Esta dualidad parece funcionar, sin embargo, por alguna razón el conflicto central de Irredentos es resuelto al menos 20 minutos antes de que termine la obra, haciendo del tiempo restante una suerte de epílogo musical. Esto no sería un problema sino fuera porque además de este abrupto corte, la versión de Almas perdidas de La Dramática Nacional opera, antes que nada, como un encuadre de época, un enmarcado nostálgico que entiende el pasado desde un lugar común: el pasado como color sepia.
Lo evidente de este gesto se aprecia ya desde el diseño escénico, que recurre, -precisamente-, al sepia, a las tonalidades pardo y ocre para construir la paleta de colores la puesta en escena. A ello hay que sumar el desgaste intencionado de los vestuarios tanto como el maquillaje blanco que palidece los rostros de actrices y actores.
Bien podríamos leer estas decisiones como una reiteración del gesto simbólico hecho por el propio Acevedo Hernández, quien se interesó en estas, sus primeras obras, por establecer un juego dialéctico entre fatalismo y optimismo, vida y muerte, lealtades y traciones, violencia y amor, etc. El «pero» es que aquí, antes de poder dar cuenta de la miseria vivida, se produce una suerte de estetización previa, haciendo del dolor, la humillación y la resiliencia a la injusticia, una especie de virtud digna de enmarcar y exhibir al público.
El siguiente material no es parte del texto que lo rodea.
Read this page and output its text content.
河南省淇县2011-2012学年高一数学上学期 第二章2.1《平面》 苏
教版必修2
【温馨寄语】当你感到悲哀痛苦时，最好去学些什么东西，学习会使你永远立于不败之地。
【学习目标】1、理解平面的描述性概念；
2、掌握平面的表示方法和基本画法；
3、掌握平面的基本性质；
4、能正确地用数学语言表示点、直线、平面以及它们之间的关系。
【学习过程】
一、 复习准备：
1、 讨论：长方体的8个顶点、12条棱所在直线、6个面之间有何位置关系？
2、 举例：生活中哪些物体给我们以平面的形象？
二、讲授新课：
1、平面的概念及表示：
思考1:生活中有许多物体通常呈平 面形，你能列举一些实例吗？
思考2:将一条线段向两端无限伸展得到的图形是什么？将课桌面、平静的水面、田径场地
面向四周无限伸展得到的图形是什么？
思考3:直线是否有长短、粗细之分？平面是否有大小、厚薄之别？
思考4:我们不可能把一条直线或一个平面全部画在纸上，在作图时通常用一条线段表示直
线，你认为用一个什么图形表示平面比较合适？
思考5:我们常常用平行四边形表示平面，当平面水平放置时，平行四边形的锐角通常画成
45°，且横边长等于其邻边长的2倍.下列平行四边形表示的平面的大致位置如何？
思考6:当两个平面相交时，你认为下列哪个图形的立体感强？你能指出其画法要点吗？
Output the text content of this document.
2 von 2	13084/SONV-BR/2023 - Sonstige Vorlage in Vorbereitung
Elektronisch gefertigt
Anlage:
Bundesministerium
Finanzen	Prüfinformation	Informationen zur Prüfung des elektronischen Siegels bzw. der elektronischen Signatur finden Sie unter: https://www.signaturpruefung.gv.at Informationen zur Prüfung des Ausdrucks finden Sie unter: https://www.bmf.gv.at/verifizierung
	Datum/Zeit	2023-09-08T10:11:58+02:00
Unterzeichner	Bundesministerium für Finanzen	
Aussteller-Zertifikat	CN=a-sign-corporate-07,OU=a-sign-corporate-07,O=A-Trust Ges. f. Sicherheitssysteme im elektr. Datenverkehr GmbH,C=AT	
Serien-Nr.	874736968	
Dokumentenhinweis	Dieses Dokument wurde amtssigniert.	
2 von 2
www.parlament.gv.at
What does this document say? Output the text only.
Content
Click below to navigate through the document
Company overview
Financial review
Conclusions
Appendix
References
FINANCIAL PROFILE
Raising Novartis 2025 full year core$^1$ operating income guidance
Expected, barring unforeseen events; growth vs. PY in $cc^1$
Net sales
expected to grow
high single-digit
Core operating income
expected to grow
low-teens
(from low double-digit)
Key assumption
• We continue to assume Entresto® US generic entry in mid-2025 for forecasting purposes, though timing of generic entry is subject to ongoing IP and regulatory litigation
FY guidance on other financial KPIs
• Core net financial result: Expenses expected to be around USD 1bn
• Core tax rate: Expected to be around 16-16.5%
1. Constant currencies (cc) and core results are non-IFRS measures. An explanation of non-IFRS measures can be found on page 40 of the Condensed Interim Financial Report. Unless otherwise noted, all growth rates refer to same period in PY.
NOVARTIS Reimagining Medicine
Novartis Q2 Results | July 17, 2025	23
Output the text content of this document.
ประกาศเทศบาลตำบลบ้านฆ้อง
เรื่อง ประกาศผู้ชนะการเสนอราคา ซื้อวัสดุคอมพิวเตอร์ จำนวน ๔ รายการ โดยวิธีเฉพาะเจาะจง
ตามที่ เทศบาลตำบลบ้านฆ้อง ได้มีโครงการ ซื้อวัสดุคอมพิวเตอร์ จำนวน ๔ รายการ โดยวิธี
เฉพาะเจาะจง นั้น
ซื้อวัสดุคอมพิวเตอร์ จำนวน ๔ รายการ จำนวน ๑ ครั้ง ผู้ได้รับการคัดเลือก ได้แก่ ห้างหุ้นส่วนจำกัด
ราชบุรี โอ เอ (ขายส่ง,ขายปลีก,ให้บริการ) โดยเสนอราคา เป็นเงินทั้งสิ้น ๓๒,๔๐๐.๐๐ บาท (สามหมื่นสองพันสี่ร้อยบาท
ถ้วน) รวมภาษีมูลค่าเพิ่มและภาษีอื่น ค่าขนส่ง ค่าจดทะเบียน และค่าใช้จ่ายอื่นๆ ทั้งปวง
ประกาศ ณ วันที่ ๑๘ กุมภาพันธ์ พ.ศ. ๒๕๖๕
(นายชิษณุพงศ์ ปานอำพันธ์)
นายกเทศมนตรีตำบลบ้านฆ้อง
¿Por qué se genera esta suerte de estetización de la miseria? Creo que tiene que ver con el agotamiento del formato. Recuerdo haber oído en alguna ocasión al dramaturgo Juan Radrigán afirmando que las obras de Antonio Acevedo Hernández no eran melodramas sino malodramas. Hablando medio en broma y medio en serio, el dramaturgo antofagastino desaprobaba el “carácter lloroso” de las obras del oriundo de Angol.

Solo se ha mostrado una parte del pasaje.